The old science fiction also seems to be surprisingly pessimistic. Humanity dies, or kills itself. The perfect tool turns on its owner. Or, my favorite story from The Martian Chronicles, included in this anthology: a creepy picture of the perfect life revealed as a trap. Were early science fiction writers actually critical of the whole technological enterprise, or at least of the ability of humanity to avoid taking the short-sighted road towards disaster? Or are short stories just more poignant when the surprise is negative? A positive surprise is a deus ex machina—my friends showed up just in time to rescue me from certain death!—but a negative surprise is a poignant warning about complacency of assumptions? O'Henry stories, for example, tend to have a certain negative ambiguity, including his most famous, The Gift of the Magi, although in his case much of the time the protagonist on which the tables are turned is a criminal or somewhat arrogant.
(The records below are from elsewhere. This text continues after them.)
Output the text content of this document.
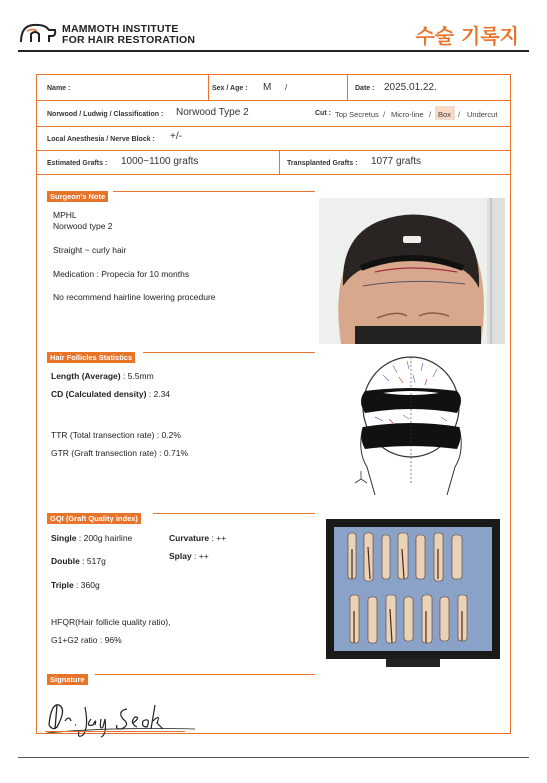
MAMMOTH INSTITUTE
FOR HAIR RESTORATION	수술 기록지
Name :	Sex / Age : M /	Date : 2025.01.22.
Norwood / Ludwig / Classification : Norwood Type 2	Cut : Top Secretus / Micro-line / Box / Undercut
Local Anesthesia / Nerve Block : +/-
Estimated Grafts : 1000~1100 grafts	Transplanted Grafts : 1077 grafts
Surgeon's Note
MPHL
Norwood type 2
Straight ~ curly hair
Medication : Propecia for 10 months
No recommend hairline lowering procedure
Hair Follicles Statistics
Length (Average) : 5.5mm
CD (Calculated density) : 2.34
TTR (Total transection rate) : 0.2%
GTR (Graft transection rate) : 0.71%
GQI (Graft Quality index)
Single : 200g hairline	Curvature : ++
Double : 517g	Splay : ++
Triple : 360g
HFQR(Hair follicle quality ratio),
G1+G2 ratio : 96%
Signature
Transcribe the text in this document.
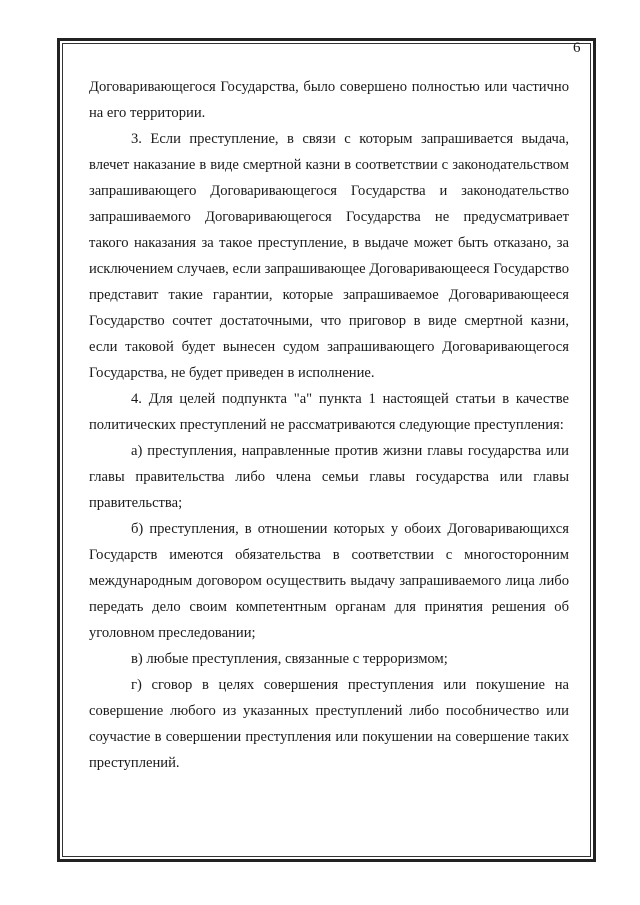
6

Договаривающегося Государства, было совершено полностью или частично на его территории.

3. Если преступление, в связи с которым запрашивается выдача, влечет наказание в виде смертной казни в соответствии с законодательством запрашивающего Договаривающегося Государства и законодательство запрашиваемого Договаривающегося Государства не предусматривает такого наказания за такое преступление, в выдаче может быть отказано, за исключением случаев, если запрашивающее Договаривающееся Государство представит такие гарантии, которые запрашиваемое Договаривающееся Государство сочтет достаточными, что приговор в виде смертной казни, если таковой будет вынесен судом запрашивающего Договаривающегося Государства, не будет приведен в исполнение.

4. Для целей подпункта "а" пункта 1 настоящей статьи в качестве политических преступлений не рассматриваются следующие преступления:

а) преступления, направленные против жизни главы государства или главы правительства либо члена семьи главы государства или главы правительства;

б) преступления, в отношении которых у обоих Договаривающихся Государств имеются обязательства в соответствии с многосторонним международным договором осуществить выдачу запрашиваемого лица либо передать дело своим компетентным органам для принятия решения об уголовном преследовании;

в) любые преступления, связанные с терроризмом;

г) сговор в целях совершения преступления или покушение на совершение любого из указанных преступлений либо пособничество или соучастие в совершении преступления или покушении на совершение таких преступлений.
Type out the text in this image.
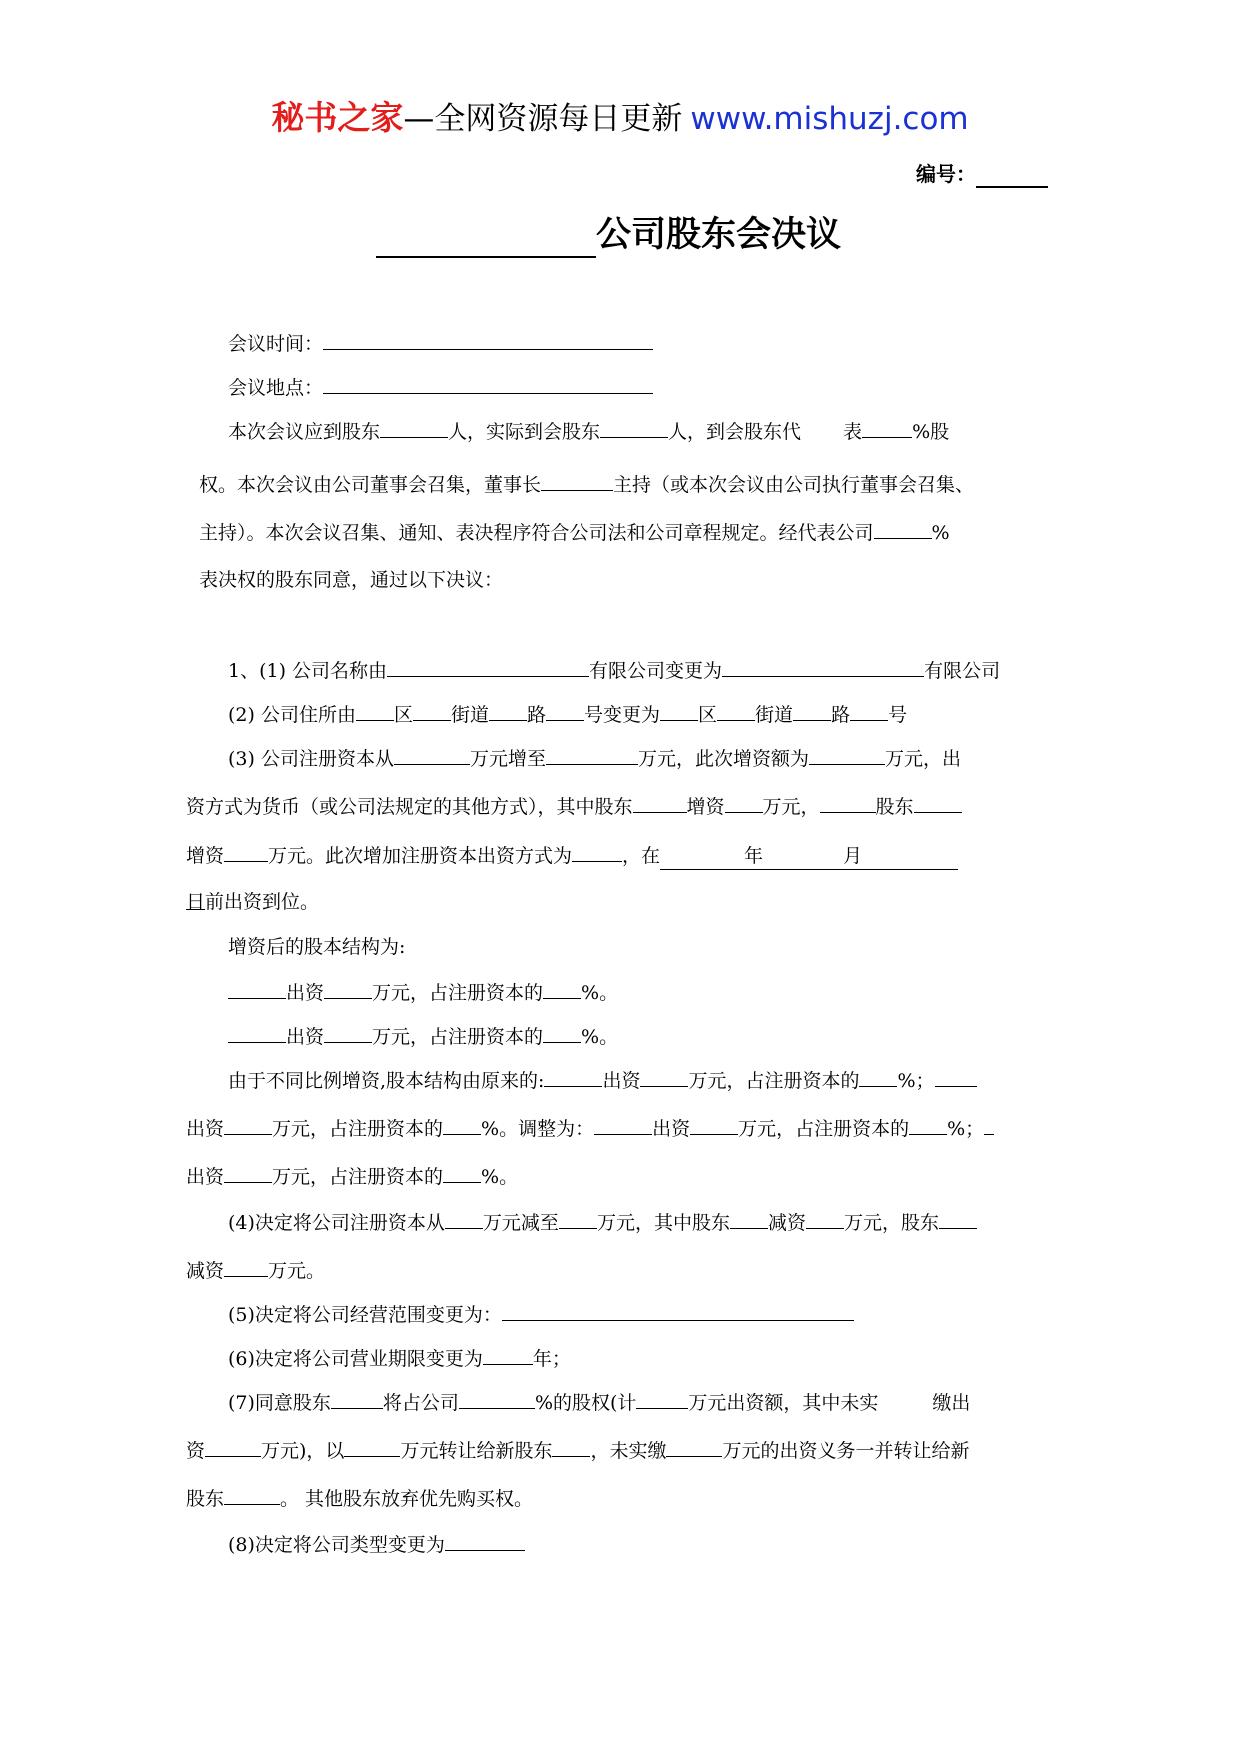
秘书之家—全网资源每日更新 www.mishuzj.com
编号：
公司股东会决议
会议时间：
会议地点：
本次会议应到股东	人，实际到会股东	人，到会股东代 表	%股
权。本次会议由公司董事会召集，董事长	主持（或本次会议由公司执行董事会召集、
主持）。本次会议召集、通知、表决程序符合公司法和公司章程规定。经代表公司	%
表决权的股东同意，通过以下决议：
1、(1) 公司名称由	有限公司变更为	有限公司
(2) 公司住所由 区 街道 路 号变更为 区 街道 路 号
(3) 公司注册资本从	万元增至	万元，此次增资额为	万元，出
资方式为货币（或公司法规定的其他方式），其中股东	增资 万元，	股东
增资 万元。此次增加注册资本出资方式为	，在	年	月
日前出资到位。
增资后的股本结构为:
出资	万元，占注册资本的 %。
出资	万元，占注册资本的 %。
由于不同比例增资,股本结构由原来的:	出资	万元，占注册资本的 %；
出资	万元，占注册资本的 %。调整为：	出资	万元，占注册资本的 %；
出资	万元，占注册资本的 %。
(4)决定将公司注册资本从 万元减至 万元，其中股东 减资 万元，股东
减资 万元。
(5)决定将公司经营范围变更为：
(6)决定将公司营业期限变更为	年；
(7)同意股东	将占公司	%的股权(计	万元出资额，其中未实	缴出
资	万元)，以	万元转让给新股东 ，未实缴	万元的出资义务一并转让给新
股东	。 其他股东放弃优先购买权。
(8)决定将公司类型变更为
My favorite story in the collection is Mimsy Were the Borogroves, because I like the mystical aspect: there exists something larger out there, and we are salmon in the stream who have not found the path to the sea. Christianity, and possibly other of the great religions—I have limited experience—offer a path to friendship with an infinite God, albeit often buried under a bunch of rules. So I also like the stories that set Catholicism in the future (although as a story A Quest for Saint Alquin is not among my favorites of this collection), or make use of the Bible (A Rose for Ecclesiastes). My second favorite, however, is that creep Bradbury story about the idyllic American small town turning into a trap, even though I don’t like horror or anything close to it. The end is just so good, and also I first read it in its contact in the Chronicles, as the point where Martians start to fear Earth (even though this context may be illusory, since the stories may be independent, especially the earlier ones.

This is a great volume of early science fiction, and even the old ones from a different culture and technological / astronomical awareness are still good reads. It gives a nice broad overview of science fiction trends, pictures into older culture, and is just a fun read.